At some point, every journalist grapples with figuring out what his or her story is about – particularly if that story involves complex data sets or government documents, and the end result will be an interactive project rather than a straightforward narrative.
Perhaps Andrew DeVigal can help.
DeVigal is director of content strategy at Second Story and the former multimedia editor at The New York Times. In a phone interview, he shared the steps he takes when starting an interactive project to ensure the results form a cogent story.
The first question he asks himself is a deceptively simple one: “What does the content want to be?” It is a question he attributes to a former colleague at The Times, Steve Duenes, AME for graphics.
DeVigal, a self-described “natural organizer,” likes to partition the information into buckets to understand the different pieces of the story. In doing that, he will ask himself such questions as, “What is the information about?”, “Who does it affect?” and “What is at stake here?”
When he has a solid understanding of the information available to him, his next step is to “highlight the most important key elements.” That helps him determine how to present the interactive so the viewer can dive into complexity, or skim if the information is too complex.
“That’s the true craft of a journalist: to make things clear for the viewers and readers,” he said.
DeVigal’s last step before building the interactive is to think about the audience and the context in which they will see the story. Analyzing the potential audience is very difficult, DeVigal said, especially for general-purpose news sites that are “trying to hit as many people as possible.” Nonetheless, he added that it’s crucial to “frame the presentation so that you actually have a very known target audience,” even if that leads you to creating two different versions of your interactive aimed at different target audience.
What is interactive journalism?
DeVigal’s philosophy on interactives has been shaped by a career that began in informational graphics at The Chicago Tribune, took him to Knight-Ridder as a designer and brought him to San Francisco State University as a professor of visual journalism while he was a fellow and visiting faculty at Poynter, and then led him to the Times.
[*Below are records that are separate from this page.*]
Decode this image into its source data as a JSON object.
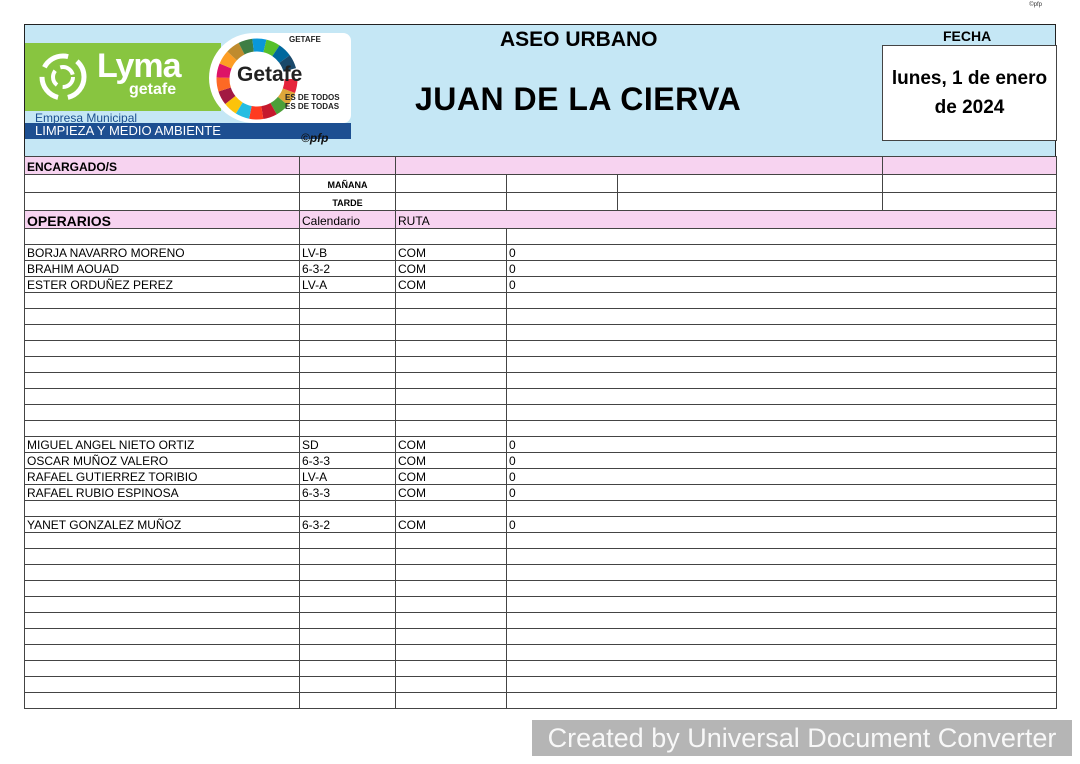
{
  "corner_mark": "©pfp",
  "logos": {
    "lyma_main": "Lyma",
    "lyma_sub": "getafe",
    "empresa": "Empresa Municipal",
    "limpieza": "LIMPIEZA Y MEDIO AMBIENTE",
    "pfp": "©pfp",
    "getafe": "Getafe",
    "ayuntamiento": "GETAFE",
    "es_todos_1": "ES DE TODOS",
    "es_todos_2": "ES DE TODAS"
  },
  "header": {
    "service": "ASEO URBANO",
    "zone": "JUAN DE LA CIERVA",
    "fecha_label": "FECHA",
    "fecha_value": "lunes, 1 de enero de 2024"
  },
  "encargados": {
    "label": "ENCARGADO/S",
    "manana": "MAÑANA",
    "tarde": "TARDE"
  },
  "operarios": {
    "label": "OPERARIOS",
    "col_calendario": "Calendario",
    "col_ruta": "RUTA",
    "rows": [
      {
        "name": "",
        "cal": "",
        "ruta": "",
        "val": ""
      },
      {
        "name": "BORJA NAVARRO MORENO",
        "cal": "LV-B",
        "ruta": "COM",
        "val": "0"
      },
      {
        "name": "BRAHIM AOUAD",
        "cal": "6-3-2",
        "ruta": "COM",
        "val": "0"
      },
      {
        "name": "ESTER ORDUÑEZ PEREZ",
        "cal": "LV-A",
        "ruta": "COM",
        "val": "0"
      },
      {
        "name": "",
        "cal": "",
        "ruta": "",
        "val": ""
      },
      {
        "name": "",
        "cal": "",
        "ruta": "",
        "val": ""
      },
      {
        "name": "",
        "cal": "",
        "ruta": "",
        "val": ""
      },
      {
        "name": "",
        "cal": "",
        "ruta": "",
        "val": ""
      },
      {
        "name": "",
        "cal": "",
        "ruta": "",
        "val": ""
      },
      {
        "name": "",
        "cal": "",
        "ruta": "",
        "val": ""
      },
      {
        "name": "",
        "cal": "",
        "ruta": "",
        "val": ""
      },
      {
        "name": "",
        "cal": "",
        "ruta": "",
        "val": ""
      },
      {
        "name": "",
        "cal": "",
        "ruta": "",
        "val": ""
      },
      {
        "name": "MIGUEL ANGEL NIETO ORTIZ",
        "cal": "SD",
        "ruta": "COM",
        "val": "0"
      },
      {
        "name": "OSCAR MUÑOZ VALERO",
        "cal": "6-3-3",
        "ruta": "COM",
        "val": "0"
      },
      {
        "name": "RAFAEL GUTIERREZ TORIBIO",
        "cal": "LV-A",
        "ruta": "COM",
        "val": "0"
      },
      {
        "name": "RAFAEL RUBIO ESPINOSA",
        "cal": "6-3-3",
        "ruta": "COM",
        "val": "0"
      },
      {
        "name": "",
        "cal": "",
        "ruta": "",
        "val": ""
      },
      {
        "name": "YANET GONZALEZ MUÑOZ",
        "cal": "6-3-2",
        "ruta": "COM",
        "val": "0"
      },
      {
        "name": "",
        "cal": "",
        "ruta": "",
        "val": ""
      },
      {
        "name": "",
        "cal": "",
        "ruta": "",
        "val": ""
      },
      {
        "name": "",
        "cal": "",
        "ruta": "",
        "val": ""
      },
      {
        "name": "",
        "cal": "",
        "ruta": "",
        "val": ""
      },
      {
        "name": "",
        "cal": "",
        "ruta": "",
        "val": ""
      },
      {
        "name": "",
        "cal": "",
        "ruta": "",
        "val": ""
      },
      {
        "name": "",
        "cal": "",
        "ruta": "",
        "val": ""
      },
      {
        "name": "",
        "cal": "",
        "ruta": "",
        "val": ""
      },
      {
        "name": "",
        "cal": "",
        "ruta": "",
        "val": ""
      },
      {
        "name": "",
        "cal": "",
        "ruta": "",
        "val": ""
      },
      {
        "name": "",
        "cal": "",
        "ruta": "",
        "val": ""
      }
    ]
  },
  "watermark": "Created by Universal Document Converter",
  "colors": {
    "header_bg": "#c5e7f5",
    "pink_row": "#f7d3f0",
    "lyma_green": "#88c540",
    "navy": "#1d4f91"
  }
}
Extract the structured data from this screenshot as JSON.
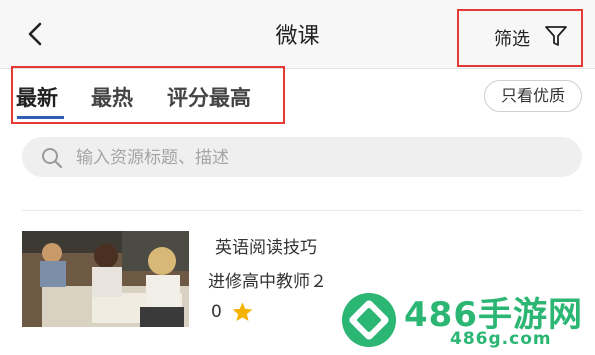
{
  "header": {
    "title": "微课",
    "filter_label": "筛选"
  },
  "tabs": [
    {
      "label": "最新",
      "active": true
    },
    {
      "label": "最热",
      "active": false
    },
    {
      "label": "评分最高",
      "active": false
    }
  ],
  "quality_button": "只看优质",
  "search": {
    "placeholder": "输入资源标题、描述"
  },
  "courses": [
    {
      "title": "英语阅读技巧",
      "teacher": "进修高中教师２",
      "score": "0"
    }
  ],
  "watermark": {
    "brand": "486手游网",
    "site": "486g.com"
  },
  "colors": {
    "accent": "#2f5fb3",
    "highlight_border": "#e53935",
    "star": "#f5b301",
    "watermark": "#2bb673"
  },
  "icons": [
    "back-icon",
    "filter-icon",
    "search-icon",
    "star-icon"
  ]
}
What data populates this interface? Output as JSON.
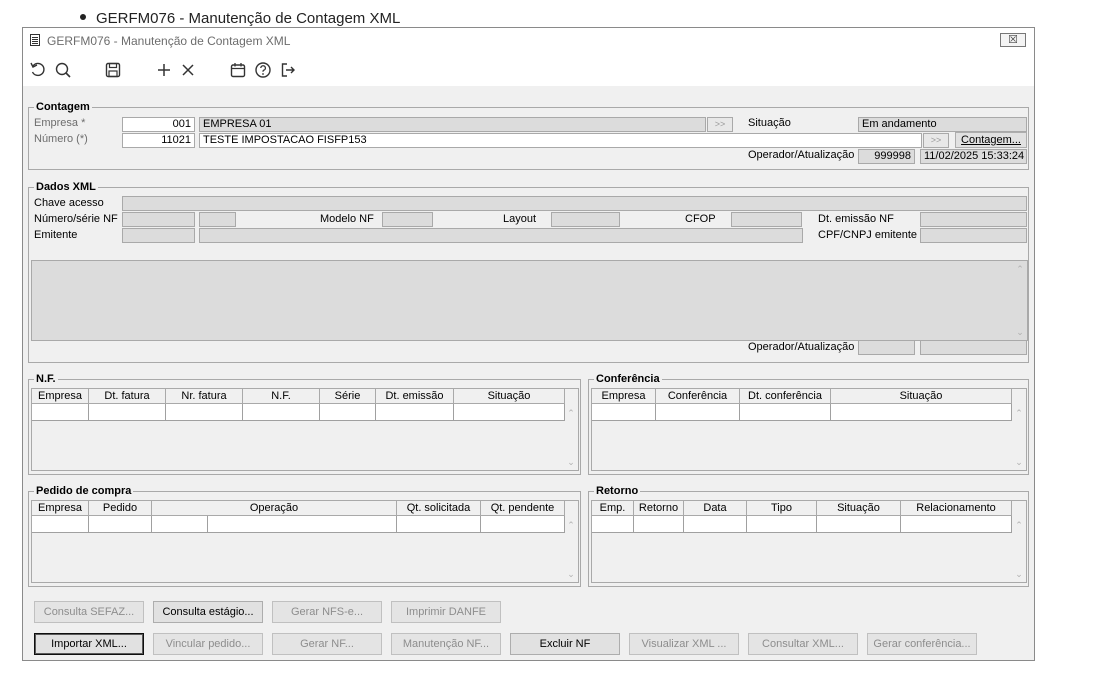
{
  "page_bullet": "GERFM076 - Manutenção de Contagem XML",
  "window": {
    "title": "GERFM076 - Manutenção de Contagem XML",
    "close_label": "☒"
  },
  "toolbar": {
    "icons": [
      "undo-icon",
      "search-icon",
      "save-icon",
      "add-icon",
      "delete-icon",
      "calendar-icon",
      "help-icon",
      "exit-icon"
    ]
  },
  "contagem": {
    "title": "Contagem",
    "empresa_label": "Empresa *",
    "empresa_code": "001",
    "empresa_name": "EMPRESA 01",
    "numero_label": "Número (*)",
    "numero_value": "11021",
    "descricao": "TESTE IMPOSTACAO FISFP153",
    "situacao_label": "Situação",
    "situacao_value": "Em andamento",
    "contagem_button": "Contagem...",
    "operador_label": "Operador/Atualização",
    "operador_value": "999998",
    "atualizacao_value": "11/02/2025 15:33:24"
  },
  "dados_xml": {
    "title": "Dados XML",
    "chave_label": "Chave acesso",
    "numero_serie_label": "Número/série NF",
    "modelo_label": "Modelo NF",
    "layout_label": "Layout",
    "cfop_label": "CFOP",
    "dt_emissao_label": "Dt. emissão NF",
    "emitente_label": "Emitente",
    "cpf_cnpj_label": "CPF/CNPJ emitente",
    "operador_label": "Operador/Atualização"
  },
  "nf": {
    "title": "N.F.",
    "columns": [
      "Empresa",
      "Dt. fatura",
      "Nr. fatura",
      "N.F.",
      "Série",
      "Dt. emissão",
      "Situação"
    ]
  },
  "conferencia": {
    "title": "Conferência",
    "columns": [
      "Empresa",
      "Conferência",
      "Dt. conferência",
      "Situação"
    ]
  },
  "pedido": {
    "title": "Pedido de compra",
    "columns": [
      "Empresa",
      "Pedido",
      "Operação",
      "Qt. solicitada",
      "Qt. pendente"
    ]
  },
  "retorno": {
    "title": "Retorno",
    "columns": [
      "Emp.",
      "Retorno",
      "Data",
      "Tipo",
      "Situação",
      "Relacionamento"
    ]
  },
  "buttons": {
    "consulta_sefaz": "Consulta SEFAZ...",
    "consulta_estagio": "Consulta estágio...",
    "gerar_nfse": "Gerar NFS-e...",
    "imprimir_danfe": "Imprimir DANFE",
    "importar_xml": "Importar XML...",
    "vincular_pedido": "Vincular pedido...",
    "gerar_nf": "Gerar NF...",
    "manutencao_nf": "Manutenção NF...",
    "excluir_nf": "Excluir NF",
    "visualizar_xml": "Visualizar XML ...",
    "consultar_xml": "Consultar XML...",
    "gerar_conferencia": "Gerar conferência..."
  }
}
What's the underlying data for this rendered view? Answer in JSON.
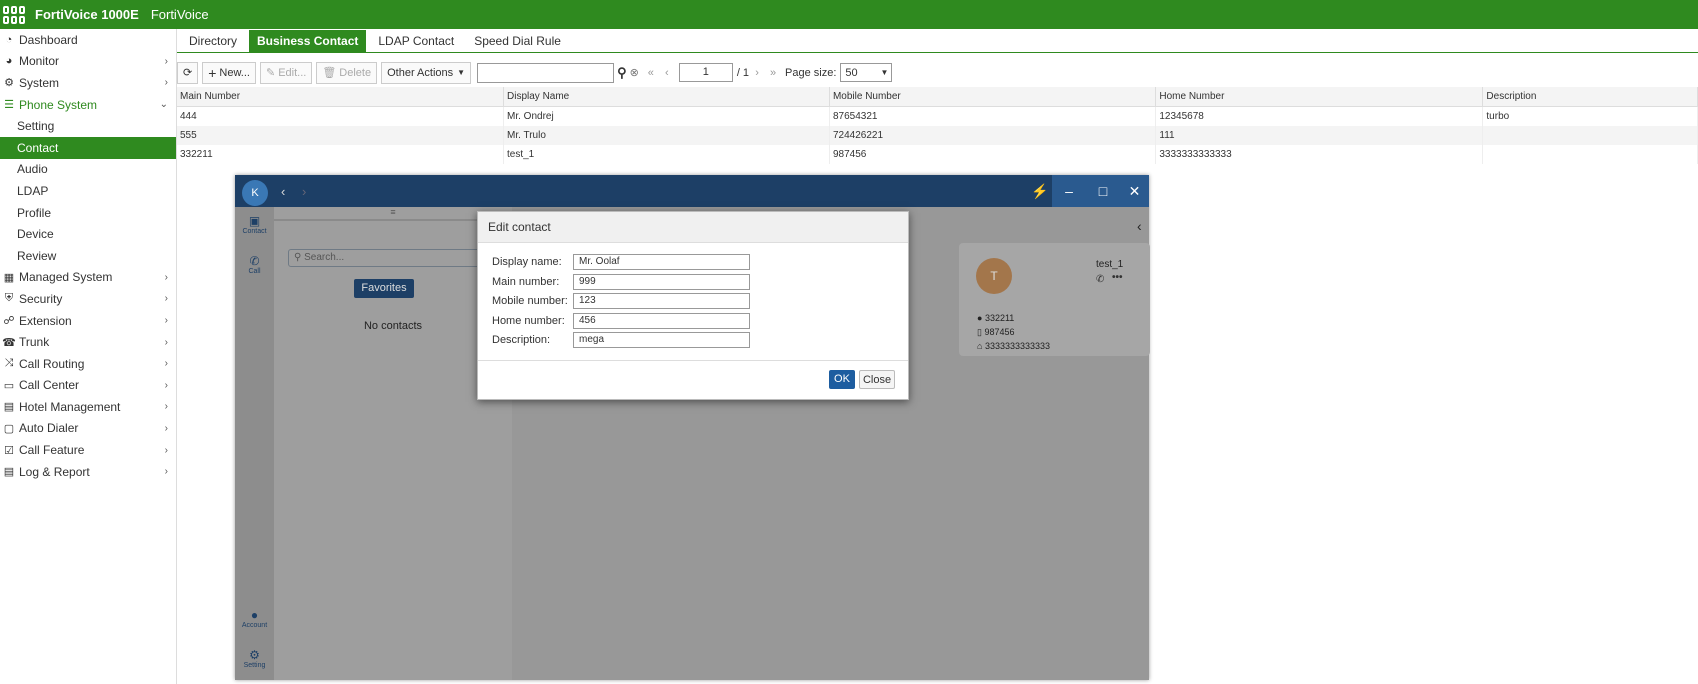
{
  "header": {
    "product": "FortiVoice 1000E",
    "brand": "FortiVoice"
  },
  "sidebar": {
    "items": [
      {
        "label": "Dashboard",
        "icon": "dashboard-icon",
        "glyph": "◔",
        "chevron": false,
        "level": 0,
        "state": "normal"
      },
      {
        "label": "Monitor",
        "icon": "monitor-icon",
        "glyph": "◕",
        "chevron": true,
        "level": 0,
        "state": "normal"
      },
      {
        "label": "System",
        "icon": "gear-icon",
        "glyph": "⚙",
        "chevron": true,
        "level": 0,
        "state": "normal"
      },
      {
        "label": "Phone System",
        "icon": "phone-system-icon",
        "glyph": "☰",
        "chevron": true,
        "level": 0,
        "state": "open"
      },
      {
        "label": "Setting",
        "level": 1,
        "state": "normal"
      },
      {
        "label": "Contact",
        "level": 1,
        "state": "active"
      },
      {
        "label": "Audio",
        "level": 1,
        "state": "normal"
      },
      {
        "label": "LDAP",
        "level": 1,
        "state": "normal"
      },
      {
        "label": "Profile",
        "level": 1,
        "state": "normal"
      },
      {
        "label": "Device",
        "level": 1,
        "state": "normal"
      },
      {
        "label": "Review",
        "level": 1,
        "state": "normal"
      },
      {
        "label": "Managed System",
        "icon": "managed-system-icon",
        "glyph": "▦",
        "chevron": true,
        "level": 0,
        "state": "normal"
      },
      {
        "label": "Security",
        "icon": "shield-icon",
        "glyph": "⛨",
        "chevron": true,
        "level": 0,
        "state": "normal"
      },
      {
        "label": "Extension",
        "icon": "extension-icon",
        "glyph": "☍",
        "chevron": true,
        "level": 0,
        "state": "normal"
      },
      {
        "label": "Trunk",
        "icon": "trunk-icon",
        "glyph": "☎",
        "chevron": true,
        "level": 0,
        "state": "normal"
      },
      {
        "label": "Call Routing",
        "icon": "shuffle-icon",
        "glyph": "⤨",
        "chevron": true,
        "level": 0,
        "state": "normal"
      },
      {
        "label": "Call Center",
        "icon": "call-center-icon",
        "glyph": "▭",
        "chevron": true,
        "level": 0,
        "state": "normal"
      },
      {
        "label": "Hotel Management",
        "icon": "hotel-icon",
        "glyph": "▤",
        "chevron": true,
        "level": 0,
        "state": "normal"
      },
      {
        "label": "Auto Dialer",
        "icon": "auto-dialer-icon",
        "glyph": "▢",
        "chevron": true,
        "level": 0,
        "state": "normal"
      },
      {
        "label": "Call Feature",
        "icon": "call-feature-icon",
        "glyph": "☑",
        "chevron": true,
        "level": 0,
        "state": "normal"
      },
      {
        "label": "Log & Report",
        "icon": "log-icon",
        "glyph": "▤",
        "chevron": true,
        "level": 0,
        "state": "normal"
      }
    ]
  },
  "tabs": [
    {
      "label": "Directory",
      "active": false
    },
    {
      "label": "Business Contact",
      "active": true
    },
    {
      "label": "LDAP Contact",
      "active": false
    },
    {
      "label": "Speed Dial Rule",
      "active": false
    }
  ],
  "toolbar": {
    "new_label": "New...",
    "edit_label": "Edit...",
    "delete_label": "Delete",
    "other_actions_label": "Other Actions",
    "search_value": "",
    "page_current": "1",
    "page_total": "/ 1",
    "page_size_label": "Page size:",
    "page_size_value": "50"
  },
  "table": {
    "columns": [
      "Main Number",
      "Display Name",
      "Mobile Number",
      "Home Number",
      "Description"
    ],
    "rows": [
      [
        "444",
        "Mr. Ondrej",
        "87654321",
        "12345678",
        "turbo"
      ],
      [
        "555",
        "Mr. Trulo",
        "724426221",
        "111",
        ""
      ],
      [
        "332211",
        "test_1",
        "987456",
        "3333333333333",
        ""
      ]
    ]
  },
  "app": {
    "avatar_letter": "K",
    "rail": {
      "contact_label": "Contact",
      "call_label": "Call",
      "account_label": "Account",
      "setting_label": "Setting"
    },
    "search_placeholder": "Search...",
    "favorites_label": "Favorites",
    "no_contacts_label": "No contacts",
    "card": {
      "avatar_letter": "T",
      "name": "test_1",
      "main_number": "332211",
      "mobile_number": "987456",
      "home_number": "3333333333333"
    }
  },
  "dialog": {
    "title": "Edit contact",
    "fields": [
      {
        "label": "Display name:",
        "value": "Mr. Oolaf"
      },
      {
        "label": "Main number:",
        "value": "999"
      },
      {
        "label": "Mobile number:",
        "value": "123"
      },
      {
        "label": "Home number:",
        "value": "456"
      },
      {
        "label": "Description:",
        "value": "mega"
      }
    ],
    "ok_label": "OK",
    "close_label": "Close"
  },
  "colors": {
    "brand_green": "#2f8a1f",
    "app_navy": "#1d3f66",
    "ok_blue": "#1d5da0"
  }
}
After six years in New York, DeVigal moved to Oregon and began working for Second Story, a design studio specializing in interactive storytelling and part of SapientNitro.
But what is interactive journalism, anyway?
The term has described many multimedia news packages — think Snowfall, Gauging Your Distraction, Firestorm, A World Apart and Hazardous Hospitals. These projects combine video, photos, audio, graphics, maps, data visualizations and text to tell stories that couldn’t exist before the Internet.
But DeVigal sees interactive journalism as far more than a reflection of which media are used for storytelling. To him, it’s a carefully crafted experience, one that draws users in and lets them create their own individual stories from the content available.
Several aspects of interactives allow this. For starters, viewers can consume a story at their own pace and find their own path through it, instead of following a linear presentation typical of print.
Open pathways lead to personalization: DeVigal wants to make viewers feel as if the “story was about themselves.”
He offered the example of a map — it’s interactive because a user can start with the big picture and then drill down to only see information on, say, California. The ability to switch perspectives gives designers breathing room to introduce more complex information that wasn’t possible in static print stories. The user can also customize the map, creating a new and unique experience every time.
An experiment in film
Since DeVigal started working outside of the news industry, he has had more freedom to experiment. In October, for instance, DeVigal and his team at Second Story experimented with an interactive storytelling project, Shape of Story, at a screening of seven short films on gun rights and gun-control laws at the Hollywood Theatre in Portland, Ore.
Shape of Story from Second Story on Vimeo.
During each film, viewers were asked to tap a button on an app every time they had an emotional reaction. Immediately after each film, the Second Story team projected a visualization on the screen showing which moments caused the most reactions from the audience. This visualization was the shape of the story.
Viewers also had three minutes to submit comments through the app, with the team choosing comments to display on the big screen alongside the visualization.
The goal wasn’t to find the perfect shape of story, but to explore whether interactions among audience members could add value to the movie-going experience.
The short answer according to Nora Bauman, operations manager at Second Story, is yes. The key to interactives, she said in a phone interview, is that “you’re creating an experience for a user so they can write their own narrative.”
Perhaps that’s why DeVigal has always asked the same question, regardless of the medium he’s using or where he’s been employed: “Can we bring the same special ingredient around campfire storytelling into the ways we’re telling stories?”
Correction and clarification: A previous version of this story located the Hollywood Theatre in Los Angeles rather than Portland, Ore. DeVigal attributes a question he asks himself to a former colleague, Steve Duenes, and Second Story is a part of SapientNitro.